Witzige Notiz übrigens am Rande: Der Spiegel-Artikel hat so manchen bisher nicht so erfahrenen PC-Nutzer überhaupt erst auf die Idee und Möglichkeit zum Werbung blocken aufmerksam gemacht – da hat der jammernde Appell im Bild-Stil am Ende des Artikels wohl seine Wirkung verfehlt.

4 Gedanken zu „Werbung oder lieber Paid Content?“

  1. Wenn ich mir das Original des Spiegels so betrachte – da scheint es insgesamt am Verständnis zu fehlen, wie Werbung tatsächlich funktioniert.

    Wenn mir ständig irgendwelche Sachen ins Gesicht springen, die mich in dem Moment nicht interessieren sondern mich auch noch vom Lesen dessen abhalten, das mich interessiert, will ich natürlich für ungestörtes Lesen sorgen – also installiere ich einen Pop-Up-Blocker. Werbung, die zu einem Thema passt und auch noch unaufdringlich dabei steht, könnte angeklickt werden, besonders, wenn damit ein informationeller Mehrwert verbunden ist. Wenn Leute sowieso schon nach etwas Bestimmten suchen, also ein Bedürfnis haben, ist die Werbung zum Suchwort dazu ein Mehrwert, kein Störfaktor. Das hat Google schon längst erkannt und deshalb funktioniert das auch so gut.

    Das gilt ja nicht nur für das Internet – wenn ich im Sommer mit hängender Zunge durch die Stadt marschiere und sehe eine Werbung für ein Eis, dann will ich das auch haben.
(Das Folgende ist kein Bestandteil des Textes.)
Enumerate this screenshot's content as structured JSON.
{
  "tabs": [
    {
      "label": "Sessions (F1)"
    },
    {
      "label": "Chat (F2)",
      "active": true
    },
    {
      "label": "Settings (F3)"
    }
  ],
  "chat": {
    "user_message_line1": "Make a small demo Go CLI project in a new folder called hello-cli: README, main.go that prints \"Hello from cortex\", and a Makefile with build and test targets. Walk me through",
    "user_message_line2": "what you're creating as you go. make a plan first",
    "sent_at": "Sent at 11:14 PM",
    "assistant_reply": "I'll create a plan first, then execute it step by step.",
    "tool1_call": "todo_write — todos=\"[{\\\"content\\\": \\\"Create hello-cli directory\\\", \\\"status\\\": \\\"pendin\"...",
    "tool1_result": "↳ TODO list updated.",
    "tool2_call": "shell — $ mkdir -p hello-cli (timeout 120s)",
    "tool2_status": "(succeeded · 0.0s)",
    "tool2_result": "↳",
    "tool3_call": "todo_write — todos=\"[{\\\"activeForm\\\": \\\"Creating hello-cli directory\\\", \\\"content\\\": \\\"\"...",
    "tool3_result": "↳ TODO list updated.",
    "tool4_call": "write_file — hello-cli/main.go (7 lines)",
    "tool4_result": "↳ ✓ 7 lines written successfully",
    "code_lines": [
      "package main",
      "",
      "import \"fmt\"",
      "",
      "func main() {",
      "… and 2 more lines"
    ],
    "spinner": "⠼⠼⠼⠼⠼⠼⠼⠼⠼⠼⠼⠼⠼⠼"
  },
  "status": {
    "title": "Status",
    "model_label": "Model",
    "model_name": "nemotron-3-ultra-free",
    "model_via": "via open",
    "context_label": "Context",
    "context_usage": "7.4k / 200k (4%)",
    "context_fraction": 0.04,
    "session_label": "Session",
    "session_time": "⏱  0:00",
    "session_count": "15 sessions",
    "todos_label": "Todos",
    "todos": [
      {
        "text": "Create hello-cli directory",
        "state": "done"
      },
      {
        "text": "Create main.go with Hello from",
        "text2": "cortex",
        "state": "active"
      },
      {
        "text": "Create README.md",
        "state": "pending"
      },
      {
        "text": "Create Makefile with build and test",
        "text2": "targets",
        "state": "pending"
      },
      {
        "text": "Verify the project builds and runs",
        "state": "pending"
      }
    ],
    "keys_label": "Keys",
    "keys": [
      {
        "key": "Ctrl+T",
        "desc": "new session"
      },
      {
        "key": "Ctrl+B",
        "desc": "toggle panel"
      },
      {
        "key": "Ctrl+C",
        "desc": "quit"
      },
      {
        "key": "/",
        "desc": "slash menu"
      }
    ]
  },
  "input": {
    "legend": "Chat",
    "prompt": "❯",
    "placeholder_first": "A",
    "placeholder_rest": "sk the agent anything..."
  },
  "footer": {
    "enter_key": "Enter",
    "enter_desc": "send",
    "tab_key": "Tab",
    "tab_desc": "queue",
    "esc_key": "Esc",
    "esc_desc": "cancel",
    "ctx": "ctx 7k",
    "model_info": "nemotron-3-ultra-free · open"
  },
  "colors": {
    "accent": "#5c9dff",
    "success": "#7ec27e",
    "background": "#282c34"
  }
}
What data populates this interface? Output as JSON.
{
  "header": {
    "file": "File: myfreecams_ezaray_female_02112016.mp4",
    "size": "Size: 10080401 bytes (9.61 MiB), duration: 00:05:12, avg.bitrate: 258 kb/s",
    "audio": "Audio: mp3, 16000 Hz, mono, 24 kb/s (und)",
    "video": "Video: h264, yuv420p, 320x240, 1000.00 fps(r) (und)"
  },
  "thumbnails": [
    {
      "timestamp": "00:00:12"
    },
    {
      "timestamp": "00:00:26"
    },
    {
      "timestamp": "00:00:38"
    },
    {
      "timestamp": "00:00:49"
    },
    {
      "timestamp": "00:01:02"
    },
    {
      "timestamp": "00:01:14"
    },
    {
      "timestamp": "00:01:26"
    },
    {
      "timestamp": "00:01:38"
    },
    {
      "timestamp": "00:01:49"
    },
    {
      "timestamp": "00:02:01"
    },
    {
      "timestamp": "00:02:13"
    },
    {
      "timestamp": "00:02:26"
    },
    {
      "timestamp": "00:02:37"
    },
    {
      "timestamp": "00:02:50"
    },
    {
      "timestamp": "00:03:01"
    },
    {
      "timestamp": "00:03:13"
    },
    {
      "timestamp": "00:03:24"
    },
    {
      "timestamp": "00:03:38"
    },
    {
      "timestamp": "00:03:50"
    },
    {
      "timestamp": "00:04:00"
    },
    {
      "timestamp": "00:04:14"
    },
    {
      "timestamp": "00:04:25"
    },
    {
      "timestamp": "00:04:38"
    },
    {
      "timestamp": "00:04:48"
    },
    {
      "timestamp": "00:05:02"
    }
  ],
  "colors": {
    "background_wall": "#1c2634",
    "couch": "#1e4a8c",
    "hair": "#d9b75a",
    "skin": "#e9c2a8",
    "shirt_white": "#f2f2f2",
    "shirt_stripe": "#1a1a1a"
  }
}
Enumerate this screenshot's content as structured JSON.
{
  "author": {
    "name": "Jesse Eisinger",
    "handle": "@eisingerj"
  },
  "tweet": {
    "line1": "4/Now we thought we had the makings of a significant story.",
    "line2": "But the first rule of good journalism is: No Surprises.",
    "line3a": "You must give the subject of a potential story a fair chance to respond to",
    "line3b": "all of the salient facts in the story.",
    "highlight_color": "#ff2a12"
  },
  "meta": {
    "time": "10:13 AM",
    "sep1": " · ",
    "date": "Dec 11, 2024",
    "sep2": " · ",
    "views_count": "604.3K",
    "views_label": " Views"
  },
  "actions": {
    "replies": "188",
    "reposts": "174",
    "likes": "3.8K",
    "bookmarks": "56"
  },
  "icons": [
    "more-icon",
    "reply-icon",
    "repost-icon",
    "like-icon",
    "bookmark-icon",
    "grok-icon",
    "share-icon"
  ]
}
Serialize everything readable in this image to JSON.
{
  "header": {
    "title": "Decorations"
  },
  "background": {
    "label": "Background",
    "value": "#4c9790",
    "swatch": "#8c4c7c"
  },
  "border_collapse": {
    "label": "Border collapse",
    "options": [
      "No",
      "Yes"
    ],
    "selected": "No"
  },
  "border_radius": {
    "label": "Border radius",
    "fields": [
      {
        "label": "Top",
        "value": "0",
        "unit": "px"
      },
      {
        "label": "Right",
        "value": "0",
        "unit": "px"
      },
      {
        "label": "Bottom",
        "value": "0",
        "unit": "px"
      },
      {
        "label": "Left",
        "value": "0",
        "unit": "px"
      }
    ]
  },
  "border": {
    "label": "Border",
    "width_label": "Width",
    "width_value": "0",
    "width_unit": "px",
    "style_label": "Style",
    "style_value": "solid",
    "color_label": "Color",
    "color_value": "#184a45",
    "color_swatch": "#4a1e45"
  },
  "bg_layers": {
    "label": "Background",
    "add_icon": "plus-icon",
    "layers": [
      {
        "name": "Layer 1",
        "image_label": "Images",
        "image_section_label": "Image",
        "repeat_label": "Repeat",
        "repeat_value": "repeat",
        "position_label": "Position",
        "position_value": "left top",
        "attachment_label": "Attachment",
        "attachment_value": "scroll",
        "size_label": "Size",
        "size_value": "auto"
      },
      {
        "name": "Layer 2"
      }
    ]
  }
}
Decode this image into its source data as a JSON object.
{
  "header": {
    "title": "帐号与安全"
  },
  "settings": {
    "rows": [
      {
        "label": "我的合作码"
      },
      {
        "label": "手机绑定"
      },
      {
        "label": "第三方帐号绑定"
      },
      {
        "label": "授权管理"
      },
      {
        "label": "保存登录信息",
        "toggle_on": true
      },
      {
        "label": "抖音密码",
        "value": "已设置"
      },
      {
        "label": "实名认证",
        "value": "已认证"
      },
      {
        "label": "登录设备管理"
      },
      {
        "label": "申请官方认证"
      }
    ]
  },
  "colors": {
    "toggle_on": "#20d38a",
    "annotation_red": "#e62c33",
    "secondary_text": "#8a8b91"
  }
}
Genau dieses, von dieser Marke. Im Winter interessiert mich das nicht die Bohne. Das heißt, ich habe ein Bedürfnis, die Werbung kann mir die Information bieten, wie ich dieses Bedürfnis stillen kann. Werbung kann keine Bedürfnisse erzeugen, nur den Bedarf z.B. auf eine bestimmte Marke lenken. Wer das kapiert hat, hat Erfolg damit.

    Grüße vom Erfolgsblogger

  2. Da muss ich grad noch etwas dazu sagen. Um etwas über einzelne Themen zu lesen, muss ich oft lange suchen. Zeit ist immer knapp und das Internet wird immer größer und unübersichtlicher – etwas, das mir Zeit spart und mich mit gesammelten, authentischen Infos versorgt, womöglich auch interaktiv, das wäre mir schon Geld wert.

    Auch was journalistische Artikel angeht – Journalisten sind ja die Leute, die eigentlich diese Vielzahl von Informationen bündeln, Qualität sichern und Authentizität gewährleisten…sollten. Aber in der Hektik und angesichts sinkender Preise oft nicht können. Oder wollen.

    Und – hat sich denn schon jemand Gedanken über eine Ergänzung von Print und Online gemacht? Wie wäre das, wenn ich mir meine Zeitung selbst zusammenstellen könnte und die dann auch noch gedruckt am Frühstückstisch finde. Da würde ich, im Gegensatz zum Internet, gerne auch längere Texte lesen.

    Man müsste halt auch die Geschäftsmodelle anpassen an veränderte Gewohnheiten und neue Technologien – und, hoppla, schon wieder: die Bedürfnisse der Kunden.

    1. Hoppla, die selbst-zusammenstellbare Zeitung gedruckt am Frühstückstisch gibt es schon 😉 Online würde man es „Beta-Phase“ nennen, also im Moment erstmal Testphase und deswegen nur in Berlin verfügbar gibt es niiu. Review vom Digital Native gibts auch bereits hier.